The risk of investment is another issue: but the point of my model is that by lending with loan to deposit above 100% the banks were turning the financial system into a pyramid scheme (which incidentally is illegal as setting up pyramid schemes is illegal). Therefore the issue of risk management was secondary in its contributory characteristics to the collapse of the pyramid that resulted in the current crisis. (I.e. even if there was no risk, the pyramid was destined to collapse anyway. The maths behind it is really brutal.)

I have also proved mathematically that if a loan to deposit ratio is above 100%, the better management of risks (i.e. less risk overall) delays the collapse of the pyramid and lets it grow bigger! But since its collapse is inevitable anyway when it comes, a pyramid is larger than if risk management was not that good.

Therefore ironically and counter intuitively, the current financial crisis was made worse by the fact that, in the presence of lending with a loan to deposit ratio was above 100%, the risk management was actually quite good in my view. ("We had such an excellent risk management systems and it failed." - this is a frequent underlying scream of despair in mainstream financial media, quite often reduced to emotive comments about the “bankers' greed” - "Exactly! Since you had such excellent risk management system and you were still lending with loan to deposit ratio above 100% you only made things worse compared if you even had no risk management at all"!) The crisis would have been less severe if, in the presence of lending with a loan to deposit ratio was above 100%, there was an inferior risk management. The financial pyramid would have collapsed whilst it was still smaller and the liquidity crisis would have been less severe!

This can be compared to an engineering project of building an inverted pyramid (which is a counterpart of lending with loan to deposit ratio above 100%). The better the balance stabilisation system of an inverted pyramid (which is a counterpart of risk management in finance), the larger a pyramid can become without losing balance. However as there is no stability system that can keep an inverted pyramid in balance up to infinite size, a collapse is only a matter of time. The better the balance stabilisation system the larger the inverted pyramid that eventually collapses.

However my model does not address the investment risk element (apart from stating that if you are lending with loan to deposit ratio above 100% you are building a pyramid which is bound to collapse regardless of other risks, circumstances, etc; basically the risk of pyramid collapse is getting quickly, at exponential pace, to 100%). But it is not intended to. It is not a panacea for all economic problems/potential problems. I do not consider it as a foundation of a great economic unification theory but merely a model that explains why and how the current crisis happened and why it was deterministic to happen (i.e. fully predictable).

The economist also wrote:

“Our suggestions for depositors being primary creditors would mean that banks other creditors would have much stronger incentives to ensure that risks were transparent.”
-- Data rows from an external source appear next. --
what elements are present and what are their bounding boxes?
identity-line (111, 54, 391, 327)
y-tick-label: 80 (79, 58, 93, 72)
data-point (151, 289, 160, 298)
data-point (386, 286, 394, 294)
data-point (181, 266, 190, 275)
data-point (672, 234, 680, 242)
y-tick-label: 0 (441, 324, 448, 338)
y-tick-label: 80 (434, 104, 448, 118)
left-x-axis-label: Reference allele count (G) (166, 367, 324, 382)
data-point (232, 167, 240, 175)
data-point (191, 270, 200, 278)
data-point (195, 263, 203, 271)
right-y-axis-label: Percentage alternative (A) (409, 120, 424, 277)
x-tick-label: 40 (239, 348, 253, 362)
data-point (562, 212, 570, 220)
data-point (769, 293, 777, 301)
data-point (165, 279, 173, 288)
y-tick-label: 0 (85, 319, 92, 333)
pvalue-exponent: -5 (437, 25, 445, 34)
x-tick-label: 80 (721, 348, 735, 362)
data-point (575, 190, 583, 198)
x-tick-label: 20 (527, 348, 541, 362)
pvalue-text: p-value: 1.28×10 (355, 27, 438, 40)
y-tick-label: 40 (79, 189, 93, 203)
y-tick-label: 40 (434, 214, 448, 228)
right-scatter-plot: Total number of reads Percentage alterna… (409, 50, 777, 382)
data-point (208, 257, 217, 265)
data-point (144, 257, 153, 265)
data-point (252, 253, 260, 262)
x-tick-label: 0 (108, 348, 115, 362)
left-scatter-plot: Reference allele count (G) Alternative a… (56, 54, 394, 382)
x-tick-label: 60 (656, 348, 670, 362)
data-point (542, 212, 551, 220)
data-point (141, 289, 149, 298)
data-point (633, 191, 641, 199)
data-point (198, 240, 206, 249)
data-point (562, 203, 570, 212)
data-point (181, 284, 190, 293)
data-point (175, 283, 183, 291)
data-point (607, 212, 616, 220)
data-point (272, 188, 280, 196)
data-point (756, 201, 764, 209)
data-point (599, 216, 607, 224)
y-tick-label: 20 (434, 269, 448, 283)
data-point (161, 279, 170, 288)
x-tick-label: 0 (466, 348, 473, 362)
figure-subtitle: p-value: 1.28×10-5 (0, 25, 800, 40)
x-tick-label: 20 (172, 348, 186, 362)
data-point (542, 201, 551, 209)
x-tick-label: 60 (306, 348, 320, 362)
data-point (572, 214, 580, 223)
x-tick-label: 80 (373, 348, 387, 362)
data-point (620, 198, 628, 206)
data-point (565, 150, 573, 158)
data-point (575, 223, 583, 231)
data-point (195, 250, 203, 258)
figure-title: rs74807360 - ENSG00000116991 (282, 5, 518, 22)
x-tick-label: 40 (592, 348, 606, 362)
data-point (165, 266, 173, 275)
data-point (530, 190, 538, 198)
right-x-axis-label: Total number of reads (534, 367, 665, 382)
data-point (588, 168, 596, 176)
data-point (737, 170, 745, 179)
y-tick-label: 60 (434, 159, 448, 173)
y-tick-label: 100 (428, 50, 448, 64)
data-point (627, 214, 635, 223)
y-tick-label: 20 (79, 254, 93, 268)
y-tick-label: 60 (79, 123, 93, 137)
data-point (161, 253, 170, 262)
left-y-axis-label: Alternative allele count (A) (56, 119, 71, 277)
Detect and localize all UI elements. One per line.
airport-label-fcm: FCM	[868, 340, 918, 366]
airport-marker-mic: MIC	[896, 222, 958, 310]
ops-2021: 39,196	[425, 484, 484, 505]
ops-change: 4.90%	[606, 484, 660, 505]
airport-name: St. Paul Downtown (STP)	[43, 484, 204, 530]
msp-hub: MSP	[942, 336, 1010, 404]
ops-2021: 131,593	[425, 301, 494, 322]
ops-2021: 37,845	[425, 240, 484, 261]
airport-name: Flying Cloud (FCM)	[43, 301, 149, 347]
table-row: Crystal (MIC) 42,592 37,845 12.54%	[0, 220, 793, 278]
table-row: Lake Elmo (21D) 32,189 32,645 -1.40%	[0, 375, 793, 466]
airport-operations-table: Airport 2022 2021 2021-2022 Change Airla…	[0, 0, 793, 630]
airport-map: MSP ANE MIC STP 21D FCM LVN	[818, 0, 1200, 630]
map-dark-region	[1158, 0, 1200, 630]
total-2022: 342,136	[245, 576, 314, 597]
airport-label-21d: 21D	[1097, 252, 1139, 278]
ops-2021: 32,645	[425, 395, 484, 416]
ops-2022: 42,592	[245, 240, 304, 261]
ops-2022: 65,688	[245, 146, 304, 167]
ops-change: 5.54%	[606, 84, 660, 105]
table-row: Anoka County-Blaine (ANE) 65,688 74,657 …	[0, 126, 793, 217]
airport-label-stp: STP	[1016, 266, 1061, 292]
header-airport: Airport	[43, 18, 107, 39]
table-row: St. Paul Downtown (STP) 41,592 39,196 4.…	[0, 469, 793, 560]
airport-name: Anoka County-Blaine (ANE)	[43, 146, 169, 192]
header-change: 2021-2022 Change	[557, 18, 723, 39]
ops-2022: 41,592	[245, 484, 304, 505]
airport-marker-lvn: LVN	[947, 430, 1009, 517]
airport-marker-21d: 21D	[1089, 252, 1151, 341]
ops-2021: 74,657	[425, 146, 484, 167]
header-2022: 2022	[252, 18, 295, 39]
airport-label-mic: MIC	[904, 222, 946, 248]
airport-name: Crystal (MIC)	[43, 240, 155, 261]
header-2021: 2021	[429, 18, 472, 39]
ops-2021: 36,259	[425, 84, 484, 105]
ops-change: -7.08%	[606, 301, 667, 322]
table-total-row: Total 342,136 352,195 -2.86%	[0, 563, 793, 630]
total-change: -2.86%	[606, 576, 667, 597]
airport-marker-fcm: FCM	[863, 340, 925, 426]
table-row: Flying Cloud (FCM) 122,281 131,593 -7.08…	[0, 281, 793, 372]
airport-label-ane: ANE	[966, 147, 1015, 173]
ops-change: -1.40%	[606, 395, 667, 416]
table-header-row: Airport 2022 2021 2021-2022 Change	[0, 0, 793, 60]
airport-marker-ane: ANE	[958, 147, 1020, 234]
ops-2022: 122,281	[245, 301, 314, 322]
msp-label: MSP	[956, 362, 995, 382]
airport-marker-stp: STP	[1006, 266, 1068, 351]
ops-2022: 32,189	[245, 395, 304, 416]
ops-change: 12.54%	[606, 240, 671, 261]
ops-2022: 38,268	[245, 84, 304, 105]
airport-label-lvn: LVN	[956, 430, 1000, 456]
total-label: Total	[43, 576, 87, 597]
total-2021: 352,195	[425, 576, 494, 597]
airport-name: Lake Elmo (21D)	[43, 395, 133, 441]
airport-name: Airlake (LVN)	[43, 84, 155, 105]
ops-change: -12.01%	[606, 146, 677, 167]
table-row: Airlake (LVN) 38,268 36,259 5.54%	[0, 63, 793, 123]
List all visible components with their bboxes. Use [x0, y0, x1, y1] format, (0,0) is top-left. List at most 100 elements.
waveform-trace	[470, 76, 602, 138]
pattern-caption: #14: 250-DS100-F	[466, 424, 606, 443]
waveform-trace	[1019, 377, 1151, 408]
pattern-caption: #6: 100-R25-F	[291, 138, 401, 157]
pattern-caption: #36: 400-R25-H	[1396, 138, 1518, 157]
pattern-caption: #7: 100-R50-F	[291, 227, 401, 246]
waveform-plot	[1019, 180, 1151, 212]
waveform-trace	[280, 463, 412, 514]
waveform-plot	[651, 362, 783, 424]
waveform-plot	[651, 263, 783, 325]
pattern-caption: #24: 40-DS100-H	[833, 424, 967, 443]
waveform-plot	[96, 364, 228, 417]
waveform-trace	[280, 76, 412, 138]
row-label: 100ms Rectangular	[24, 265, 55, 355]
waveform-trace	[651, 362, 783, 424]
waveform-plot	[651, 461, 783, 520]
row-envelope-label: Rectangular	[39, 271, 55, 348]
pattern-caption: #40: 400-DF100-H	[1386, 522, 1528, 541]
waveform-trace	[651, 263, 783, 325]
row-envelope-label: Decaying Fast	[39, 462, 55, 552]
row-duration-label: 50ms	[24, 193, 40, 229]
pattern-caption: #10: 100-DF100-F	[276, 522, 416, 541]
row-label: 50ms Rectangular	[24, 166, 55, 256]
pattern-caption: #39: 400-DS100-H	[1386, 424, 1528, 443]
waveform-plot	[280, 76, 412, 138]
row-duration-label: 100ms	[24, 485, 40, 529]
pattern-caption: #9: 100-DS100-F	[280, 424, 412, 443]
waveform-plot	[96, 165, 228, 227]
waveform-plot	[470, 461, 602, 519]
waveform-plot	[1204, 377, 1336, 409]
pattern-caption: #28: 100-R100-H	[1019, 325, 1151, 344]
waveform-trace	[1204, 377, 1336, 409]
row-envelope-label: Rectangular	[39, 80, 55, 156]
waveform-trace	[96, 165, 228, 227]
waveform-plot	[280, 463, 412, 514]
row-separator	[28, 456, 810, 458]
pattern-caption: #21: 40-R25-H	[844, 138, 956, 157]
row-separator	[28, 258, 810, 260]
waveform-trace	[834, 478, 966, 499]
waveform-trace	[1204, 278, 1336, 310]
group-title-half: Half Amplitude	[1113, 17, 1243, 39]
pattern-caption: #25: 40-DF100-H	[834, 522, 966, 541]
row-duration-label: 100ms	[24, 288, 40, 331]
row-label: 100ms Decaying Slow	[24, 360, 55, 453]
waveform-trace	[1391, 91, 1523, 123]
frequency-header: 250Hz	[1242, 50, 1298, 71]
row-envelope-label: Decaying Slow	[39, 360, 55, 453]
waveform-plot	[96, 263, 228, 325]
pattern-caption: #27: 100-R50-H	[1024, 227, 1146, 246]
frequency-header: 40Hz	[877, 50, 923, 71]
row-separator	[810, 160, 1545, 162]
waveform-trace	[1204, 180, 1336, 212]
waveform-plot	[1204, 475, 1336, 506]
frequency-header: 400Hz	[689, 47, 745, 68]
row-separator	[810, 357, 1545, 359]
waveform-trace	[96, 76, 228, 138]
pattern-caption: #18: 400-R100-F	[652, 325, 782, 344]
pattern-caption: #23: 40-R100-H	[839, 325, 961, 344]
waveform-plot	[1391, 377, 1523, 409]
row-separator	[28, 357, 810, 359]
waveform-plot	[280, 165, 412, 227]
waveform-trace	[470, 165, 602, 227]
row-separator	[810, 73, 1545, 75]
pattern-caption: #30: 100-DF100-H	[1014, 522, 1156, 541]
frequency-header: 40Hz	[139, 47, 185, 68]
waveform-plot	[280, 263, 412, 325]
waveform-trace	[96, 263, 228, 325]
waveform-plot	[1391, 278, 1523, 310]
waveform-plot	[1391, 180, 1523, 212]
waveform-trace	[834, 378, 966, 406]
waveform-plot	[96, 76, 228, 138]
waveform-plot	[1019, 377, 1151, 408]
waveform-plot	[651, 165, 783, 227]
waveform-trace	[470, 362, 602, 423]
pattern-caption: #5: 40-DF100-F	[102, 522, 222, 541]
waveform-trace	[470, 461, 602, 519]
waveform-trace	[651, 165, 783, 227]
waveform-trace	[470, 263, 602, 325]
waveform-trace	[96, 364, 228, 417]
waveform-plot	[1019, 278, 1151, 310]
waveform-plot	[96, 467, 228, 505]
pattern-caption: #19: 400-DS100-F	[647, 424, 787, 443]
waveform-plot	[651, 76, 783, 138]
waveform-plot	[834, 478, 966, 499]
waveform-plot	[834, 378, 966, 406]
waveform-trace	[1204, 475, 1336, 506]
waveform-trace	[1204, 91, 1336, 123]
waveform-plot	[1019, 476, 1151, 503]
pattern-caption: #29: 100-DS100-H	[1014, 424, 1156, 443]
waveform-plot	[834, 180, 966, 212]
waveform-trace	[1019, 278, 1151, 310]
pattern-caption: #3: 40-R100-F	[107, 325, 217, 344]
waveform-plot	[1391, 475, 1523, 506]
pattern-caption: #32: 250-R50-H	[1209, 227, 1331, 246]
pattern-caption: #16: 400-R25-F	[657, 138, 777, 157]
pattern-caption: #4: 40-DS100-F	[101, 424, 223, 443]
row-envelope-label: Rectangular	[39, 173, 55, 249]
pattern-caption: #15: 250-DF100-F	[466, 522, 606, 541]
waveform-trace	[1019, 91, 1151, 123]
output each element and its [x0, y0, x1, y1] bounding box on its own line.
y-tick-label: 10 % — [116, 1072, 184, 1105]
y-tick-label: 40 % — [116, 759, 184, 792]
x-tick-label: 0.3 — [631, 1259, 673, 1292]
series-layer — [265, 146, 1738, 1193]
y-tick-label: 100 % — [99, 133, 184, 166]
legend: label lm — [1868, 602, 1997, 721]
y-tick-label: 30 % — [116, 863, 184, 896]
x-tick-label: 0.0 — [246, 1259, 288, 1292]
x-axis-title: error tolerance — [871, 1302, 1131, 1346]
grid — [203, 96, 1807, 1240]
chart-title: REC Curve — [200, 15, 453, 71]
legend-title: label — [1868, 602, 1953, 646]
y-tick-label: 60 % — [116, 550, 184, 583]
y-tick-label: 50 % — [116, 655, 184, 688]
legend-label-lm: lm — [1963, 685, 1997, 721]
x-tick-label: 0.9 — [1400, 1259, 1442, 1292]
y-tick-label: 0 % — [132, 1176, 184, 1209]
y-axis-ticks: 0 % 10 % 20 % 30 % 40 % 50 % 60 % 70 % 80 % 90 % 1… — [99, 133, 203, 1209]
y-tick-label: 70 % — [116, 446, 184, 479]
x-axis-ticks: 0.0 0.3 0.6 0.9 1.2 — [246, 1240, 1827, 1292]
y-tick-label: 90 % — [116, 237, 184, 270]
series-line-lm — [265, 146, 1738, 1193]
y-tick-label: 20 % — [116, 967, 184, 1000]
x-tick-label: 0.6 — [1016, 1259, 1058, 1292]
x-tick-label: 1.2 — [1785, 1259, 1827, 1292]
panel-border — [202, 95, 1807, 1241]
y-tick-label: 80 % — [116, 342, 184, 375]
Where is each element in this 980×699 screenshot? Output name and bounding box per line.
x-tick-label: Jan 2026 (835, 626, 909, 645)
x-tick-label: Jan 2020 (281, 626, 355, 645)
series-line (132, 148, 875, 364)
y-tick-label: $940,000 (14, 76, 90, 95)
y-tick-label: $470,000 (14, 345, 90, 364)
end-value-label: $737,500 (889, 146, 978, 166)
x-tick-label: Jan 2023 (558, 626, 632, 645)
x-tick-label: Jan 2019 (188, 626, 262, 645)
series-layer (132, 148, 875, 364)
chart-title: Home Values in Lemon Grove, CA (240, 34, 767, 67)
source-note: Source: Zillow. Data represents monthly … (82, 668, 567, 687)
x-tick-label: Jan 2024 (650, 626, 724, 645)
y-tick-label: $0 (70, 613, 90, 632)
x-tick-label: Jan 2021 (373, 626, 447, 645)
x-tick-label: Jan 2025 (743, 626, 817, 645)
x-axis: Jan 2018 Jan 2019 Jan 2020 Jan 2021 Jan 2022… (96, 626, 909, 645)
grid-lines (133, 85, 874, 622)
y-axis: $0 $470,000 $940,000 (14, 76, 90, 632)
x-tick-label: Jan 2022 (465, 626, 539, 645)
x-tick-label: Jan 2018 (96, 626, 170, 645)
I completely agree with this but provided that a loan to deposit ratio is kept below 100%. Otherwise, in the light of my comments above, you will still end up building a pyramid which will be bound to collapse anyway. But this time it will be even larger… So rather than making situation better it will be worse.


  1. I completely agree that it is a pyramid.

  2. I propose re-visiting the underlying fundamentals of macroeconomics and money creation through the fractional reserve system.


  3. Pawel, this is exactly what has been done in the analysis on this blog. It was then fed into complexity analysis.